Горецкий впился взглядом в её лицо. Она заметила это, пожала плечами:
— Это я знала. Ваня сам однажды мне сказал такое «Я работаю на президента».
— «На президента»? Или «с президентом»?
— «На президента».
— А что он имел ввиду?
— То и имел, — сказала женщина. — Вы ведь сами в курсе.
— У нас служба немножко разная была, — сообщил Горецкий. — И я про Ваню многое не знаю. Я вам уже говорил.
— Он ничего мне больше не сказал. Но я поняла, что он на самом верху там где-то.
— Фамилии он какие-нибудь называл?
— Нет.
— Фотографии привозил?
— Да.
— Интересно было бы взглянуть, — сказал Горецкий и у него сладко заныло в груди. — Вспомнить друга своего.
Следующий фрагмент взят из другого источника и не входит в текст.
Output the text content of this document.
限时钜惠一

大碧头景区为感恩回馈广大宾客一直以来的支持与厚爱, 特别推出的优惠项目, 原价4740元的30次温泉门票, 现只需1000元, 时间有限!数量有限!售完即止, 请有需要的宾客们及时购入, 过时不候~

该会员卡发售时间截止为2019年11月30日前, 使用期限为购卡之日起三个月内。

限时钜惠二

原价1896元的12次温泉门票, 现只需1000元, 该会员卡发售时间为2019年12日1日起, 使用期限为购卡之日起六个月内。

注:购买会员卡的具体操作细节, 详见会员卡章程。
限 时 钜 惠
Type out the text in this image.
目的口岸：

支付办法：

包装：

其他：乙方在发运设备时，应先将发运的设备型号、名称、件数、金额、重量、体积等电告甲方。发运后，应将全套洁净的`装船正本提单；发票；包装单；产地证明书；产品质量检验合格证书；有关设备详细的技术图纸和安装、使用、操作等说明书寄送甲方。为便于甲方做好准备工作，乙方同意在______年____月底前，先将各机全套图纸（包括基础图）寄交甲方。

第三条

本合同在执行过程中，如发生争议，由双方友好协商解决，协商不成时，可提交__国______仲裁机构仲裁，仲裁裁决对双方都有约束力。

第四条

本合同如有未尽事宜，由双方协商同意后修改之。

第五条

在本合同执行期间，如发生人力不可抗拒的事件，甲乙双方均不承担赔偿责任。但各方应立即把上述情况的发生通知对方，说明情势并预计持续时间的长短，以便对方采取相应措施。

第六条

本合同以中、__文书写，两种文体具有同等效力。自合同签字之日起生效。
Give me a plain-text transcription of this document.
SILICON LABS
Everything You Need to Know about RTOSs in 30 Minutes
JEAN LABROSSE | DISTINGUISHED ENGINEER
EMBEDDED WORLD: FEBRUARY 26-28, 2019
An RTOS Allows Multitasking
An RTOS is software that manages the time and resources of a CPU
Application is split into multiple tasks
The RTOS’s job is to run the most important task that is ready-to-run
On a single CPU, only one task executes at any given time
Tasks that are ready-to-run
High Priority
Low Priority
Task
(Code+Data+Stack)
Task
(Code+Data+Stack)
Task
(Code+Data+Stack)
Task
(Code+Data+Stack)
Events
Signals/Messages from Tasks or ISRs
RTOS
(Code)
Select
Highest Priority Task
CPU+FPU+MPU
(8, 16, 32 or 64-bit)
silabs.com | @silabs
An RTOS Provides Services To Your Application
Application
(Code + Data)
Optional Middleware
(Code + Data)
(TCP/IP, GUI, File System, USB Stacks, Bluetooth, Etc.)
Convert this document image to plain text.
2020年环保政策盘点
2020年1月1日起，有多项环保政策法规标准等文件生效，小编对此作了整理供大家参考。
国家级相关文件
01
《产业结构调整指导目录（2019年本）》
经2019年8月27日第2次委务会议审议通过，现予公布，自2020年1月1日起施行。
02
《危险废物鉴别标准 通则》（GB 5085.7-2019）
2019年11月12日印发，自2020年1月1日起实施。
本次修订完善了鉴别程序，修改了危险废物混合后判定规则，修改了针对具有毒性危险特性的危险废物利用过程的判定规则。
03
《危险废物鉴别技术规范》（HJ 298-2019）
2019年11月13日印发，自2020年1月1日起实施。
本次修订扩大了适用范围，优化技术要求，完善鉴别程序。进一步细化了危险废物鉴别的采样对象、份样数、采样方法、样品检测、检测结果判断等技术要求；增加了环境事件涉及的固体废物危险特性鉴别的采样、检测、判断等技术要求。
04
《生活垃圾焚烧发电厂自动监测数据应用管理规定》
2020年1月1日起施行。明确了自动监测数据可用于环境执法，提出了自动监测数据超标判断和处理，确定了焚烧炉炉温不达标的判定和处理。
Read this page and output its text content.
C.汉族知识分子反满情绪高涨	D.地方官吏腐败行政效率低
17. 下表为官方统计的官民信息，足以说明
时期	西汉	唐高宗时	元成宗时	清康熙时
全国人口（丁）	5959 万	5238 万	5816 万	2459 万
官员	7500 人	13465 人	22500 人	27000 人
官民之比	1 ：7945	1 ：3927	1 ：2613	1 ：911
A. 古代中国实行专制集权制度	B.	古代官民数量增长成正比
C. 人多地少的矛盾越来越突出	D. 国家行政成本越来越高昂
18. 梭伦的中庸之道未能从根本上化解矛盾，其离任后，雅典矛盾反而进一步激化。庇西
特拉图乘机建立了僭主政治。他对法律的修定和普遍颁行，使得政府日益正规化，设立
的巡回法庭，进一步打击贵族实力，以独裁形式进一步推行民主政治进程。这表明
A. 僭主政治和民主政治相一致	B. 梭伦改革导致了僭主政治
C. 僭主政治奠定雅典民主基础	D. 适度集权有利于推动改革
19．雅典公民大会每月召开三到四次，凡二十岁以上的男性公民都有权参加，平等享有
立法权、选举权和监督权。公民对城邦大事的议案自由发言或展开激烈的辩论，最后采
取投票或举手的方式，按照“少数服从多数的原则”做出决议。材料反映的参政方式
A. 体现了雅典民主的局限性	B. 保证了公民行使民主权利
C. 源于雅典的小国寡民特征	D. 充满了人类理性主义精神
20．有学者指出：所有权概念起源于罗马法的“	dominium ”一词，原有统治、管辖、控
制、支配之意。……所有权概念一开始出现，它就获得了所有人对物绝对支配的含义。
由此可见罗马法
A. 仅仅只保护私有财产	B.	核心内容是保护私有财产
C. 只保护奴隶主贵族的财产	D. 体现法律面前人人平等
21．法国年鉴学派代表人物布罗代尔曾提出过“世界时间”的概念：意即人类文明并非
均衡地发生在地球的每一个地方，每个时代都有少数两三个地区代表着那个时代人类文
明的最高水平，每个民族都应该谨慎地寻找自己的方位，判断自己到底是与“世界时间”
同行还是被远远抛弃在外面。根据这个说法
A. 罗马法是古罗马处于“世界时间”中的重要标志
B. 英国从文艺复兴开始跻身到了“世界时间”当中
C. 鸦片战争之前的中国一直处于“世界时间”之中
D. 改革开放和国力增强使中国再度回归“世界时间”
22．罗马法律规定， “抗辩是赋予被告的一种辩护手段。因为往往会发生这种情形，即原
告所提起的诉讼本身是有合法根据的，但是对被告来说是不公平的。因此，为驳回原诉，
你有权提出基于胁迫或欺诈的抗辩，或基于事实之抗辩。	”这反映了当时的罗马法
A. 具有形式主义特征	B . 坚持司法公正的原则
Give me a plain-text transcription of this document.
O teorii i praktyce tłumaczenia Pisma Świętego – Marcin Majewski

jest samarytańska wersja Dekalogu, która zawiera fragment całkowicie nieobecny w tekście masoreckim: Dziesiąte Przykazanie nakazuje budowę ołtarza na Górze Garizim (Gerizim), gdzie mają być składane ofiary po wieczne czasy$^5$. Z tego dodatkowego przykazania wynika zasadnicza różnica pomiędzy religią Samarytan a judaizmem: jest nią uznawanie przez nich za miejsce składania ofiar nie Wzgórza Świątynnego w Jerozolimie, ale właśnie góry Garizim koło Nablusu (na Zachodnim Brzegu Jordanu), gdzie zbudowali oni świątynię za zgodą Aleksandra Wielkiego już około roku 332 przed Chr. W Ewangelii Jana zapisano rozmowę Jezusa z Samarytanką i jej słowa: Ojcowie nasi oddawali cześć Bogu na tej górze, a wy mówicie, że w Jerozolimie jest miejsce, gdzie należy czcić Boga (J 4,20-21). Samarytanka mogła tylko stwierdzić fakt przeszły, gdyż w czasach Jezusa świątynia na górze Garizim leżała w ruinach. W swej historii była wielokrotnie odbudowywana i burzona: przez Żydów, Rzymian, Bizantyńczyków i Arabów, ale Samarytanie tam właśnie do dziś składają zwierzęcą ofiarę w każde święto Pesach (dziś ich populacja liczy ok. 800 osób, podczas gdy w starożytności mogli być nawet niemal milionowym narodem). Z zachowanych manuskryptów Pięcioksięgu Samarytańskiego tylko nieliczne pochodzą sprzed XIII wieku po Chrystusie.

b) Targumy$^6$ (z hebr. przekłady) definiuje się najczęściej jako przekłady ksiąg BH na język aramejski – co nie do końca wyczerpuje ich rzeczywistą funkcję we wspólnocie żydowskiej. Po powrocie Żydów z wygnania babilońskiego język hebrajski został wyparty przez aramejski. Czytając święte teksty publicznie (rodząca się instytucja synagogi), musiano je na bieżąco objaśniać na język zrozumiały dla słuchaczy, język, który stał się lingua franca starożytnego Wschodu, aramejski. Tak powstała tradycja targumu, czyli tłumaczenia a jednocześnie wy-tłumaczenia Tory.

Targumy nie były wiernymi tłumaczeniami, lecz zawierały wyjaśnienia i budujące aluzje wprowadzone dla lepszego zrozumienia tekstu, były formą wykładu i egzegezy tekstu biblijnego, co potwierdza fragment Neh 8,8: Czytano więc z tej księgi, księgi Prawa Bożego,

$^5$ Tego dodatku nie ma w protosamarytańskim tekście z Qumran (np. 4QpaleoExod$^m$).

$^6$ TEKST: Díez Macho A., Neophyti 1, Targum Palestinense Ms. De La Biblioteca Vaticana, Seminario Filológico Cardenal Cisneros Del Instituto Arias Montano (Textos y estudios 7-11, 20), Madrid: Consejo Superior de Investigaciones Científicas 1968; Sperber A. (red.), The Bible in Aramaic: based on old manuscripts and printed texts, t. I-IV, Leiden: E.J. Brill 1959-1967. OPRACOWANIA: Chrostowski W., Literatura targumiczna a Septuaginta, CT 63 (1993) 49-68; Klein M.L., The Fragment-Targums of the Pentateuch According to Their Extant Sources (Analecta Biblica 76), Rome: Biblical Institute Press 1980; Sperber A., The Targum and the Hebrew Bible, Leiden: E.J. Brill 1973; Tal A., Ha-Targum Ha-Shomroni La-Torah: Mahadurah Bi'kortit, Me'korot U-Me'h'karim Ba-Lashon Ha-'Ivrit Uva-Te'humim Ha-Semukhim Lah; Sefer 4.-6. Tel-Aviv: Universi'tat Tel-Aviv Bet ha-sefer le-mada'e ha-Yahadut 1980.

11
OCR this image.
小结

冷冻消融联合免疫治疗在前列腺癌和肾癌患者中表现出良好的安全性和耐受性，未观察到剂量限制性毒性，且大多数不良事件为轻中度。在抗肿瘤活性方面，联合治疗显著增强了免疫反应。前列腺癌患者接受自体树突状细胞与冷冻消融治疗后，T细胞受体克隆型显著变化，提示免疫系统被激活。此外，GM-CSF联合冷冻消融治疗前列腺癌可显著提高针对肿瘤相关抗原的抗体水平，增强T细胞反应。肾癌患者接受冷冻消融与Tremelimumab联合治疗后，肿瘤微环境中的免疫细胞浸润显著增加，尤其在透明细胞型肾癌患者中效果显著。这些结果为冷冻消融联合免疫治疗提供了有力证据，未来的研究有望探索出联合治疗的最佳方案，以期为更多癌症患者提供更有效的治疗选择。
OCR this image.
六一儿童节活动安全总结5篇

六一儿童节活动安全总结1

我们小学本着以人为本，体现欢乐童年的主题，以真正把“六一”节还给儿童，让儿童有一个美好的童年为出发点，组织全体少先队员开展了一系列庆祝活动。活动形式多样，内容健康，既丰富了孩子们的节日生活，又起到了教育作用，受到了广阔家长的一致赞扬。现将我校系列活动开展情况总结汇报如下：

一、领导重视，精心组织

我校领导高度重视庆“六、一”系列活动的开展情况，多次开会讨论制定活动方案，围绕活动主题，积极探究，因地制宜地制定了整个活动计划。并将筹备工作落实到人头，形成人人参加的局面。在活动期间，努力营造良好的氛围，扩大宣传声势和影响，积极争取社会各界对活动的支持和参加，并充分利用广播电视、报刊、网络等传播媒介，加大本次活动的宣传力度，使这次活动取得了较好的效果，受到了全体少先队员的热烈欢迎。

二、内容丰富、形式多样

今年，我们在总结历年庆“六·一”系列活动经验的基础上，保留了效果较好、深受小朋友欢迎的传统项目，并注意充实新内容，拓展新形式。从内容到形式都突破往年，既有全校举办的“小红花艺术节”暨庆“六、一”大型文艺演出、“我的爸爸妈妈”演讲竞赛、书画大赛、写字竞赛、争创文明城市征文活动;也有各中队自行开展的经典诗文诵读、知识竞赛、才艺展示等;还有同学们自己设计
Женщина сняла с полки фотоальбом. Иллюстрированная история жизни Вани Алтынова. Маленький грудничок. Вот ему уже несколько месяцев. Передвигается на четвереньках, ходить ещё не может. Вот он уже пошёл, папа и мама поддерживают его, чтобы не упал. Марию Николаевну трудно узнать в этой женщине. Что делают с людьми годы и беды! Карапуз с игрушечной машиной. На море. На скамье. С велосипедом. С каждой фотографией становится всё старше. Вспышка фотоаппарата раз за разом выхватывает из череды дней одного и того же человека, фиксируя, как он меняется со временем. Выпускной утренник в детском саду. Школа. Год за годом. С одноклассниками и без. И уже не появляется мужчина, поддерживающий крохотного Ваню. В классе. На экзамене. При вручении аттестата. Солдат. Уже взгляд не мальчика, но мужа. А потом временной провал, и сразу — фотография Алтынова в форме старшего лейтенанта милиции. Точно такую же Горецкий видел в материалах уголовного дела, по которому проходил Иванов Виталий Сергеевич. Этого человека Иванов якобы убил.
— Странно, — сказал Горецкий. — Почему форма милицейская? Разве Ваня служил в милиции?
— Нет, не служил. Сказал, что у товарища одолжил. Поозорничал, в общем.
— Эту фотографию он вам привёз?
— Да.
— Когда?
— Незадолго…
Мария Николаевна судорожно вздохнула. Значит, больше фотографий не было.
— А остальные фотографии? — спросил Горецкий. — Тут вот он солдат. Тут вот уже офицер, пускай даже форма на нём чужая. Но ведь разница между фотографиями — несколько лет. Неужто не фотографировался?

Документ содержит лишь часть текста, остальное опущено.